Does your contact center have an AI assistant? Does the provider of your call center AI assistant perform independent third-party audits for more than five different security compliance frameworks? Do they patch vulnerabilities like the HTTP/2 Rapid Reset attack within four hours of patch release? Do they go beyond the standard penetration test and battle test their security and detection capabilities by sophisticated and determined attackers, such as a red team?
If not, your organization’s security may be vulnerable—that’s a bigger (and more costly) problem than ever before.
Third-party risk management: Quantifying the importance
With Verizon referencing 953,894 incidents and 254,968 data breaches in their new annual Data Breach Investigations Report (DBIR) and IBM reporting a new all-time high of $4.45M for the average cost of a data breach—increasing 5% year-over-year since 2020—it’s clear that security is growing increasingly vital in third-party risk management.
Verizon additionally reports the mean time to patch critical vulnerabilities is 49 days and that number has barely changed over the past years. For reference, Cresta aims to fix critical vulnerabilities much faster, like the HTTP/2 Rapid Reset attack, which we patched in less than 4 hours following patch release. This is to say, a seven-week wait time to patch critical vulnerabilities may be standard, but it’s not unavoidable; there are key steps that can be taken to drive security and compliance above and beyond the standard measures.
Taking security to the next level
In the current environment where costly data breaches proliferate and critical vulnerabilities take a month or more to address, security and compliance efforts beyond third-party audits, penetration tests, code/design reviews, vulnerability scans, phishing tests, security awareness training, patch management, and the like are required to adequately protect customer data. Most companies still rely exclusively on tightly scoped and time-boxed penetration tests to evaluate the security posture of their products.
Unfortunately nothing is “out of scope” for sophisticated attackers, and determined threat actors do not set a time-boxed attack window for themselves. Penetration testing is like boxing where red teaming—engaging a team of determined attackers to simulate malicious actors and test security—is like mixed martial arts.
With this in mind, Cresta engaged Calif.io for an objective-based assessment (a red team engagement) to battle test our defenses against realistic determined attackers.
Cresta’s commitment to security in action
Cresta’s red team engagement with Calif.io ran over six weeks and nothing was off limits, including a real-world simulation by experienced, competitive, award-winning attackers (Pwn2Own & Pwnie Award winners).
Calif left no stone unturned and numerous attacks surfaced over multiple weeks. After three weeks of unsuccessful attempts, an initial foothold was gained by determining a password used in the staging environment. Our security team was able to detect Calif’s access to our infrastructure in less than 24 hours.

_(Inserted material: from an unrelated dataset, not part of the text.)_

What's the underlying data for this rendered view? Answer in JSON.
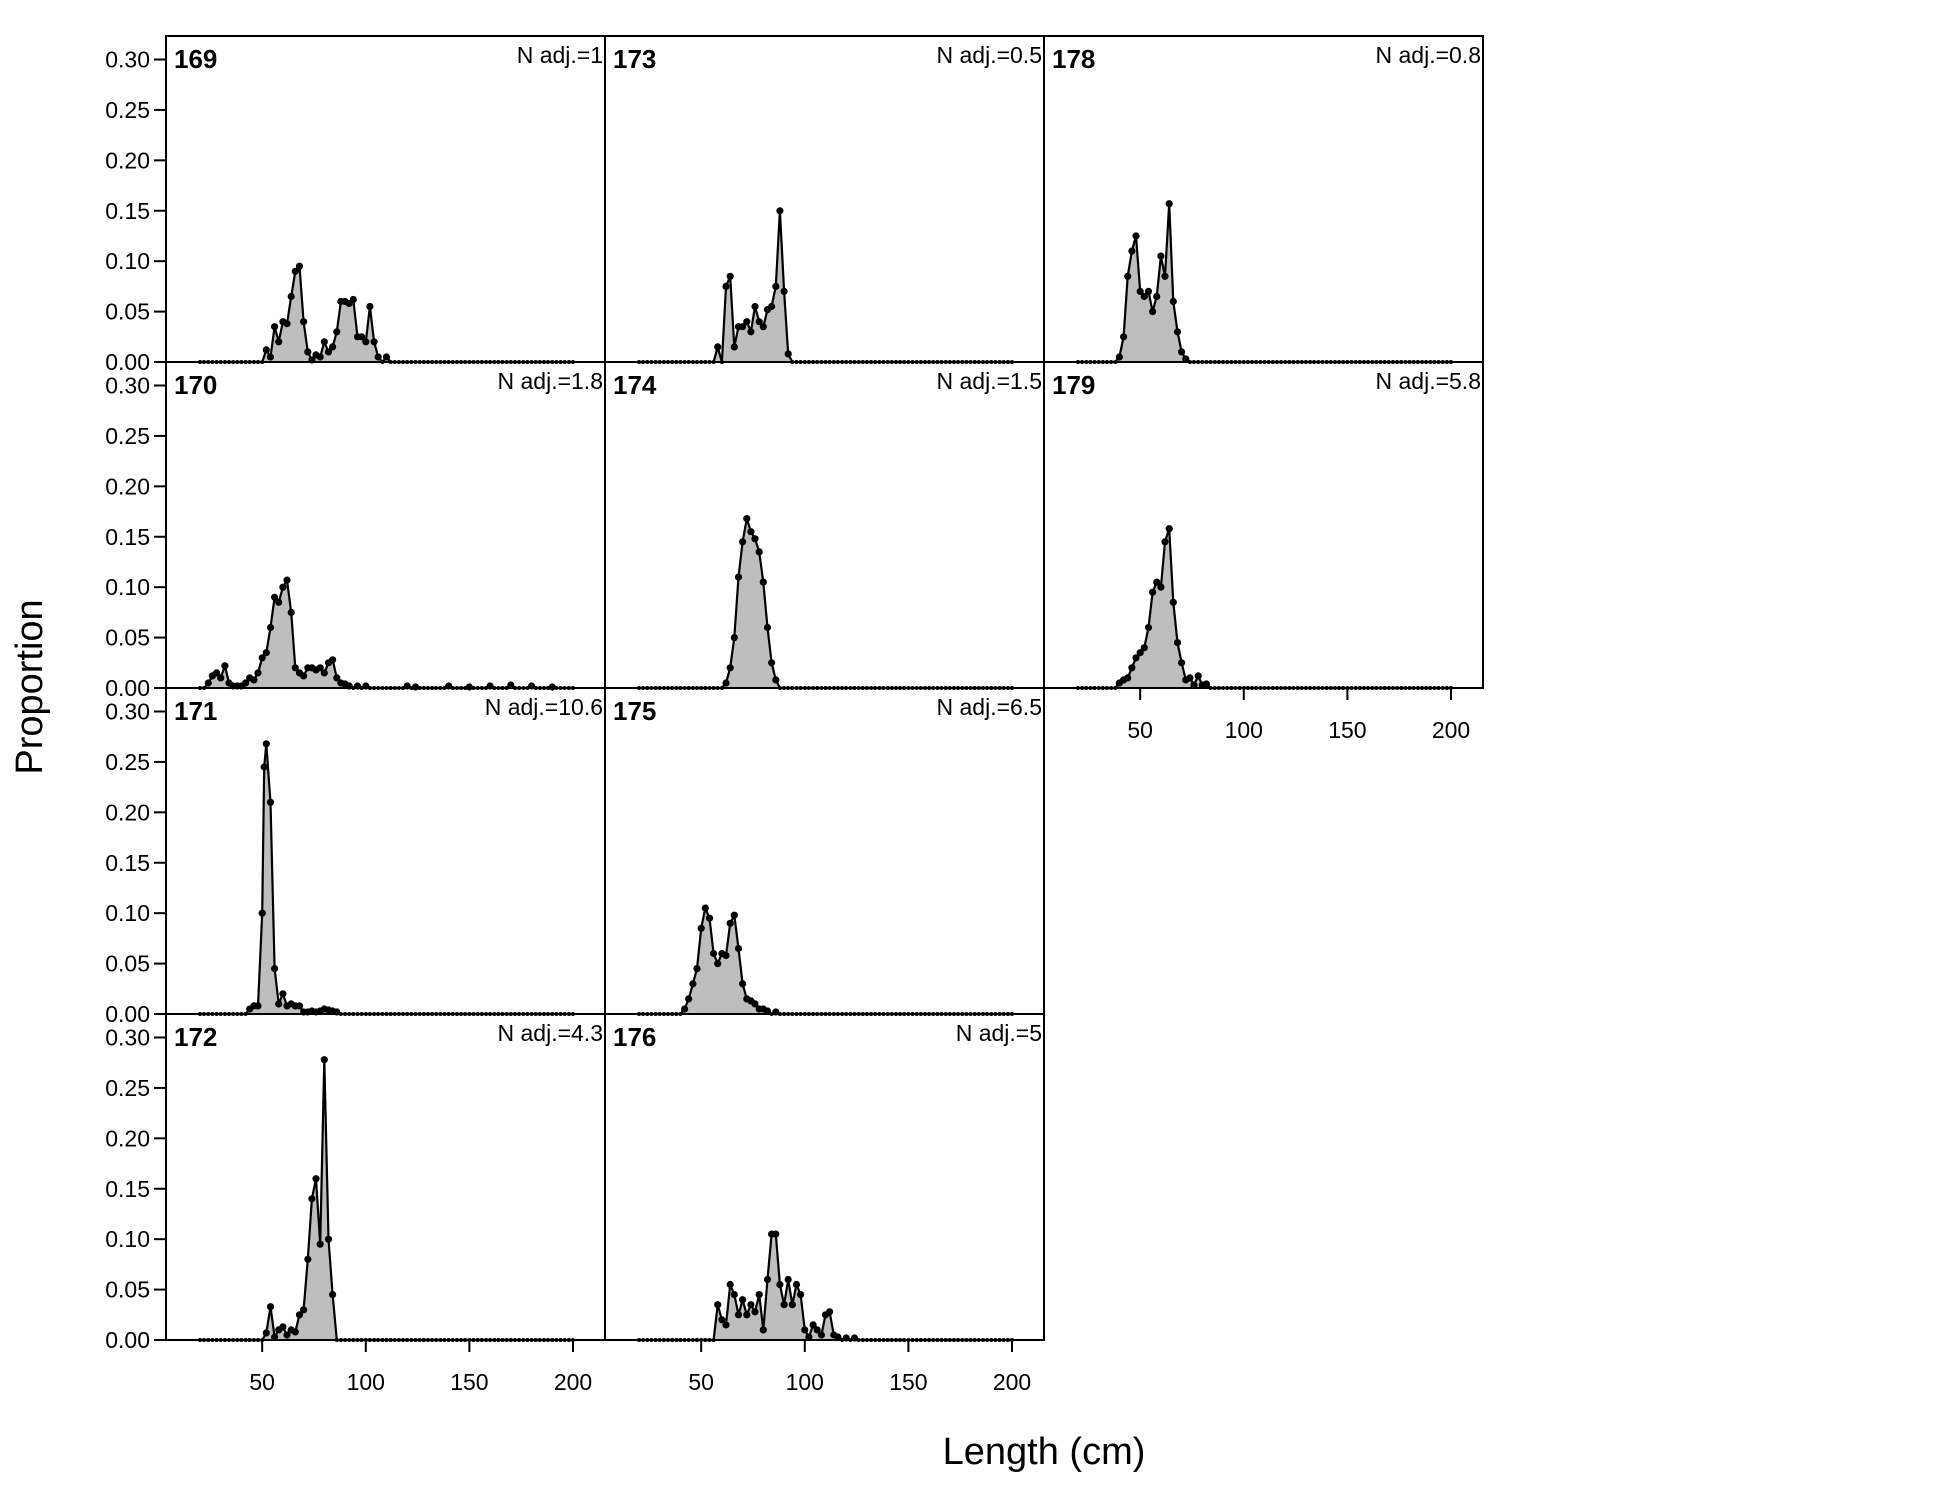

According to IBM’s Security® Cost of a Data Breach Report 2022 it takes 207 days to identify a compromise on average. We were pleased to see our detection capabilities vastly outperforming the industry standard—but that was just the beginning.
Immediately after receiving the report, we mitigated the kill chain and started implementing additional hardening measures. We removed the initial access vector and added additional controls to prevent and detect similar attempts.
The red team engagement provided us invaluable insights to further harden our environments against determined threat actors. The exercise allowed us to not only test and improve our security posture as a company but also our detection capabilities.
Cresta believes in security as a competitive advantage; in an increasingly dangerous threat environment, we aim to continue pushing the standards to innovate and protect our customers. As you engage in any vendor selection process, be sure to ask about their security measures and choose a provider who demonstrates a clear commitment to security.